Stärkere Zusammenarbeit



Neben Unit Dose würden auch sogenannte „Stationsapotheker“ für mehr Sicherheit sorgen: Bei dem System überprüfen Apotheker der Kliniken die Medikation auf den Stationen mit, ob die Auswahl der Medikamente und die geplante Dosierung stimmen. Die Zusammenarbeit mit den Ärzten wurde so bereits intensiviert. Dadurch könnten zweifelsfrei Medikationsfehler vermieden werden. Zudem gebe es unterstützend eine neue Medikationssoftware, „Meona“.
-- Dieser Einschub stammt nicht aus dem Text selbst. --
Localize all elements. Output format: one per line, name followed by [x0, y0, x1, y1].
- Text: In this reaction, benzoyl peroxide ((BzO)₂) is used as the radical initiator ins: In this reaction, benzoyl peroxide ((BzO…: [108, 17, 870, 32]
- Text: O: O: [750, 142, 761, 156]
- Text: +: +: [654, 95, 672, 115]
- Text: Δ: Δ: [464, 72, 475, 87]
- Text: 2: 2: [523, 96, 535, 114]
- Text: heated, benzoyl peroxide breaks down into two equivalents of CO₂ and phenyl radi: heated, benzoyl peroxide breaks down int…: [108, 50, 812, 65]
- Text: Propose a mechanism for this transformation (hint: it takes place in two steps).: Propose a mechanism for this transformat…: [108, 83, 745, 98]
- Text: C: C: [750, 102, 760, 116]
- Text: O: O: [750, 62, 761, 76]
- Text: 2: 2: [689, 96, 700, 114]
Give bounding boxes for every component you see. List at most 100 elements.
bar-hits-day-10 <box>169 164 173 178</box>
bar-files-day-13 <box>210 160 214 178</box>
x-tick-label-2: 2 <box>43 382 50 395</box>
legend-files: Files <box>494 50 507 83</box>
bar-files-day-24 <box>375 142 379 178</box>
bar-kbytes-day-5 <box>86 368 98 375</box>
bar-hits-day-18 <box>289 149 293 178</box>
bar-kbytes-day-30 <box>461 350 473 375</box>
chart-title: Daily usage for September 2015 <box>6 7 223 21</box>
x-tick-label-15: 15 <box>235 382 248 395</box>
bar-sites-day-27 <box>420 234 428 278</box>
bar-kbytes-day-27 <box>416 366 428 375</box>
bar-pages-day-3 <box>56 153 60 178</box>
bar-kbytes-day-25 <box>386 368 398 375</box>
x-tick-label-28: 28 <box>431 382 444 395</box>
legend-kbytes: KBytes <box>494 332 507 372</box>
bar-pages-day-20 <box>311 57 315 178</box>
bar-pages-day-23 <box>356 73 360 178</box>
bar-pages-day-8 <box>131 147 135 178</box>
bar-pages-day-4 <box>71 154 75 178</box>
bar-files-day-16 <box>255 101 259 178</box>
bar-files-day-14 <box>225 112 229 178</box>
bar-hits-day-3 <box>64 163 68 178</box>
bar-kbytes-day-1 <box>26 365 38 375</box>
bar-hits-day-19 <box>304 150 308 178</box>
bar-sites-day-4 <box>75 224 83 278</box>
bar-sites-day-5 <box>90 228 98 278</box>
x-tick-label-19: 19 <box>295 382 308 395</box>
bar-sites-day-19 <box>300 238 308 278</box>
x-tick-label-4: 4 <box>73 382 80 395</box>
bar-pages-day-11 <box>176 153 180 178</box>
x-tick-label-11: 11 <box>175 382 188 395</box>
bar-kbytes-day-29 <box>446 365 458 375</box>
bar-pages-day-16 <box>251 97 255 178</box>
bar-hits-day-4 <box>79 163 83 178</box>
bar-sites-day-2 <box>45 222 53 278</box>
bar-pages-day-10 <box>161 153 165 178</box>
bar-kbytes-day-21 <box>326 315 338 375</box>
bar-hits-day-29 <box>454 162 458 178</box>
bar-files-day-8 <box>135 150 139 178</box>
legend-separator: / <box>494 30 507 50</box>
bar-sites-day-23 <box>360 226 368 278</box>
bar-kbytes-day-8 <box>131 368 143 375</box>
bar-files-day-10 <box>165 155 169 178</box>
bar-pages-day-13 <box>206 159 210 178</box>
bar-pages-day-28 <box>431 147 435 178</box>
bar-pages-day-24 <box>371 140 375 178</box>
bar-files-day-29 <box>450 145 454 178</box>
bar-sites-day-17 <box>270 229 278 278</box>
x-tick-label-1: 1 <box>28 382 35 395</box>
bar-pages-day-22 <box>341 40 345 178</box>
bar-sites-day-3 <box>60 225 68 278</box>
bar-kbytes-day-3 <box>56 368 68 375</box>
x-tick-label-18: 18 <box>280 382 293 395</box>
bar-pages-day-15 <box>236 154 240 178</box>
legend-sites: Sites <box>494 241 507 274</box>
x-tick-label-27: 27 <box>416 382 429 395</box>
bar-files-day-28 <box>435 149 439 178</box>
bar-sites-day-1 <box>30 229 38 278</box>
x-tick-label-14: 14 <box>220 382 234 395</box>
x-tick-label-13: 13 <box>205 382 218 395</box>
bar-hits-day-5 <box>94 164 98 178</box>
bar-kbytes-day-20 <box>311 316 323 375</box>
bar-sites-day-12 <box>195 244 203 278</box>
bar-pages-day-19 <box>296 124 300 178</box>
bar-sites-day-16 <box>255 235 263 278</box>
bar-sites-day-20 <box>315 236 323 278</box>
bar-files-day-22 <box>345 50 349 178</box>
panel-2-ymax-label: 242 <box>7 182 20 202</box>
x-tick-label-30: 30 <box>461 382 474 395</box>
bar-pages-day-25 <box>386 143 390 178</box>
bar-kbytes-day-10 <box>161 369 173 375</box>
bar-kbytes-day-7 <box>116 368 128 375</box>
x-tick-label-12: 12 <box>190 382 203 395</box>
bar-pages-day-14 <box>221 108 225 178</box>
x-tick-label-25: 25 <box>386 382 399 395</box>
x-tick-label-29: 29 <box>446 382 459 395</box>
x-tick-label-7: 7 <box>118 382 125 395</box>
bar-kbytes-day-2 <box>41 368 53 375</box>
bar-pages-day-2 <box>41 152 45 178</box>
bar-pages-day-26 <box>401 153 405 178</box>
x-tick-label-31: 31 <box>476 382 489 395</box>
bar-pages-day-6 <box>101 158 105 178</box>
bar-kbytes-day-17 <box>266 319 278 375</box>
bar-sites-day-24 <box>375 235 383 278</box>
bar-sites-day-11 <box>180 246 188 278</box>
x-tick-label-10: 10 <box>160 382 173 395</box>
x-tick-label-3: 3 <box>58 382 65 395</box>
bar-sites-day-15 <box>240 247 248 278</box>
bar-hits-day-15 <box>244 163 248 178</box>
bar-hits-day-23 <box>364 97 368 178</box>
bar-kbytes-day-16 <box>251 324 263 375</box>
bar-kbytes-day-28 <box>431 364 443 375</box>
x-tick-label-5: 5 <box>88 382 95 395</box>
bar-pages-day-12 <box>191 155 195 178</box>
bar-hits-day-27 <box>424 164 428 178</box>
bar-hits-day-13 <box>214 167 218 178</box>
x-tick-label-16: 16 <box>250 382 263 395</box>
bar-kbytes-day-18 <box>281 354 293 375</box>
„Konkret geht es darum, sich im Forum besser miteinander auszutauschen, Abläufe im Alltag, beispielsweise beim Entlassmanagement von Patienten an den Schnittstellen noch weiter zu harmonisieren und so die Zusammenarbeit zwischen den Beteiligten zu verbessern, zum Wohl der Patienten“, sagt Harzkliniken-Pflegedirektorin Kerstin Schmidt. Das Pflegeforum habe bisher in der Regel zweimal im Jahr getagt, künftig solle es viermal im Jahr stattfinden. Das Pflegeforum wurde im Jahr 2015 auf Initiative des Deutschen Roten Kreuzes (DRK) Goslar und der Asklepios Harzkliniken ins Leben gerufen. Ziel des Arbeitstreffens: eine stärkere Vernetzung aller (ambulant und stationär) an der Pflege und Versorgung pflegebedürftig Patienten beteiligten Institutionen.